Friday, July 24, 2009

Congress & Econ 101: Fail

[Welcome Industry Radar readers!]
What is it about Congresscritters that completely blinds them to simple economics? Take the current "health care debate:" one of the arguments against the Public Option is that it will encourage employers to drop their current group plans, leaving their employees to fend for themselves via the PO. The counterargument is that, by doing so, these employers will face a large fine - an additional 8% payroll tax.
The counter-counter-argument is that employers will gladly pay this fine, if it means they can successfully rein in their total expenses by dropping their current coverage.
Both of these schools of thought flunk:
No employer will ever pay the fine.
That's so important that it bears repeating:
No employer will ever pay that fine.
But Henry, you may argue, of course they'll pay it if they drop their group policy. It'll be the law!

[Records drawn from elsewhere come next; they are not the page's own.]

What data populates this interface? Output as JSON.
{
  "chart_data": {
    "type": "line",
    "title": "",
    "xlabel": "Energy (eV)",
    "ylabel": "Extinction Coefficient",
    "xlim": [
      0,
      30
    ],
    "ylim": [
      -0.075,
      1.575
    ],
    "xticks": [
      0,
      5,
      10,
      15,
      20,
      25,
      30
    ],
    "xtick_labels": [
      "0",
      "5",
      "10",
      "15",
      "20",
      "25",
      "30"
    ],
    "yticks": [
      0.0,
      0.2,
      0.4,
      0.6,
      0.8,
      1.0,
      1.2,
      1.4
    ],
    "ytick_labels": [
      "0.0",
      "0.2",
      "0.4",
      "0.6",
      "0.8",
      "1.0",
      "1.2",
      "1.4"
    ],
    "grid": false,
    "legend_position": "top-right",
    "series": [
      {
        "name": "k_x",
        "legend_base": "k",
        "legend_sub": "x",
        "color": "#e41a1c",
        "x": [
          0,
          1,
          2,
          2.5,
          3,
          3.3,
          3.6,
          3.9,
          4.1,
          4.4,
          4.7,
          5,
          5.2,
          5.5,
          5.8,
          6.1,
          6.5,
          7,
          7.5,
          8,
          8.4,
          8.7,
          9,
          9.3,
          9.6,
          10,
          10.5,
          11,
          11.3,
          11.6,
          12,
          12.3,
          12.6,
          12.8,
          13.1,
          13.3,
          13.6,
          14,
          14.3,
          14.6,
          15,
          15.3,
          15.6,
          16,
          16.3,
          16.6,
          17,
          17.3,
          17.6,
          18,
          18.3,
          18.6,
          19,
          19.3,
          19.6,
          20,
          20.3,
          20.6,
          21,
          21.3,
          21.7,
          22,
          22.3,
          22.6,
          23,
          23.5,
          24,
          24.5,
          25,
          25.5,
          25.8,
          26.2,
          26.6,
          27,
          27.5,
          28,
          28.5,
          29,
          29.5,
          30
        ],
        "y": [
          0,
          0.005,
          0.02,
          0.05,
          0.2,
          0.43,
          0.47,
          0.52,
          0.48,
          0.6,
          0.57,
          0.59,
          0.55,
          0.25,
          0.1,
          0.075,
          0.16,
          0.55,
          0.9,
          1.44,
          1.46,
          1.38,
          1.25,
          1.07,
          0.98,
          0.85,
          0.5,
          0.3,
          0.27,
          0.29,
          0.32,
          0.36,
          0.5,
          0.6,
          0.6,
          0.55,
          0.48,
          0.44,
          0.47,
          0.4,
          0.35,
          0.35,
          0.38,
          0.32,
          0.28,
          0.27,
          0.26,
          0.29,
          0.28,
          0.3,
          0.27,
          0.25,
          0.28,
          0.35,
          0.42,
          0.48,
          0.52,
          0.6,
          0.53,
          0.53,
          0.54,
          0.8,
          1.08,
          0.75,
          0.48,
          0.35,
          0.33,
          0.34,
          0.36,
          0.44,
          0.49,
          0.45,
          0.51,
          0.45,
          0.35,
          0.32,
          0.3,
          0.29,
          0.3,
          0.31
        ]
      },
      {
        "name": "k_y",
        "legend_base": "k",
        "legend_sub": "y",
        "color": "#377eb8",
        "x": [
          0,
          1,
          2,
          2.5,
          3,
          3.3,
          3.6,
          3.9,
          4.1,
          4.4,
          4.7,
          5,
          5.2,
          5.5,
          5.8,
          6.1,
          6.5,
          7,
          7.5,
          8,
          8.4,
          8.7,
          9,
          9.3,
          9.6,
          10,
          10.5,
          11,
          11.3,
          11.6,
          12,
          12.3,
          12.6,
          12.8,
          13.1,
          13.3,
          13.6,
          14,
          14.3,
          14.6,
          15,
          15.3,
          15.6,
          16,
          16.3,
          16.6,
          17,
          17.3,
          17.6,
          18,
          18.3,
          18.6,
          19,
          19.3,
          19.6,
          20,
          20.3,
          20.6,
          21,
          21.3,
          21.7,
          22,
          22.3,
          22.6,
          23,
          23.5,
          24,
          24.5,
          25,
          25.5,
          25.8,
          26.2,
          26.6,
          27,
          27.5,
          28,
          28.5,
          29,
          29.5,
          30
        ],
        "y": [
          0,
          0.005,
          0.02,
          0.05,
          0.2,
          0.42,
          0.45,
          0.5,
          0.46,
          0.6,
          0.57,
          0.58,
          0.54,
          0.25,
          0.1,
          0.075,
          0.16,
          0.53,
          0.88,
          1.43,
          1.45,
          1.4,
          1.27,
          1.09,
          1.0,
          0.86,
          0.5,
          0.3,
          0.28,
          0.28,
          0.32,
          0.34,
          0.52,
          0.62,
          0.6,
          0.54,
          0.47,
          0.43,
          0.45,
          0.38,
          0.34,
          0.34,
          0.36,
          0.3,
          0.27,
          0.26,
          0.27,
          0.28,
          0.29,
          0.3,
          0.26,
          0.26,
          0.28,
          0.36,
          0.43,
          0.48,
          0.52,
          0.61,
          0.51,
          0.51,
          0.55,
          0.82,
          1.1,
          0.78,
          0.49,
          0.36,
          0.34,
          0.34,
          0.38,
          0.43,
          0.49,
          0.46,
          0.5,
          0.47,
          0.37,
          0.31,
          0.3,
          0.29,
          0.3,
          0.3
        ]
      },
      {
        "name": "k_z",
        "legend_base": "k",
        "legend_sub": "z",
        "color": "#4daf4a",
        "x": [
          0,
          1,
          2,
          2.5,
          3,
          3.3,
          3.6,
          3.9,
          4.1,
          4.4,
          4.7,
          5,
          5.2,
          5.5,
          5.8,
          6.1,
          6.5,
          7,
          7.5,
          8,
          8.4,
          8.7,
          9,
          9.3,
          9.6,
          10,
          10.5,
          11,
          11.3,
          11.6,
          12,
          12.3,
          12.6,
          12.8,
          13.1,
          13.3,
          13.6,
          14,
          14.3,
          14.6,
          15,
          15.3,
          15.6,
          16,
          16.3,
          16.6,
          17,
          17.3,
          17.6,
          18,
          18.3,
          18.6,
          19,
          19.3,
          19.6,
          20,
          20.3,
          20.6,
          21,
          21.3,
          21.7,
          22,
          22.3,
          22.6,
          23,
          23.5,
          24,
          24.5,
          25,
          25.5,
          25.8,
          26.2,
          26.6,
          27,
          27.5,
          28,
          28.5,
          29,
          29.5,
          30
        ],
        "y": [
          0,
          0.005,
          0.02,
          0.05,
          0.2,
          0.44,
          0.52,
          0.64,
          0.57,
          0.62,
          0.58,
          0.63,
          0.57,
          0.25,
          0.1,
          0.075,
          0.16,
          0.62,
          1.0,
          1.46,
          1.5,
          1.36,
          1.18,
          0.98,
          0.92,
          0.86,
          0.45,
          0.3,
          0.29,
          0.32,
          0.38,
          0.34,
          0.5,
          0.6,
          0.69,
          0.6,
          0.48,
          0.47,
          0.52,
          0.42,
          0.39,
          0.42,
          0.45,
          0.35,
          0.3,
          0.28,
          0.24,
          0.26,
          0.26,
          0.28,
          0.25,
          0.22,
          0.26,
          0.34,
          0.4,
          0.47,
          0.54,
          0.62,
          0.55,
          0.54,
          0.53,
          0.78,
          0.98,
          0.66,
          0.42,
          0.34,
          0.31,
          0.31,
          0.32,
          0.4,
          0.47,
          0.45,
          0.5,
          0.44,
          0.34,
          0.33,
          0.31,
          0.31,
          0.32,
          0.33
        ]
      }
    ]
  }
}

To which I'd reply: So what?
Employers won't pay that fine any more than they pay for the group coverage in the first place. It is a cost of doing business that comes out of the employee's gross wages. Employers don't pay any of those costs, either. They are simply deducted from the employees' wages when calculating the total cost of employment.
Likewise, these "fines" will be passed along to employees (in the form of lower wages) and consumers (in the form of higher costs).
Why is that so difficult to understand?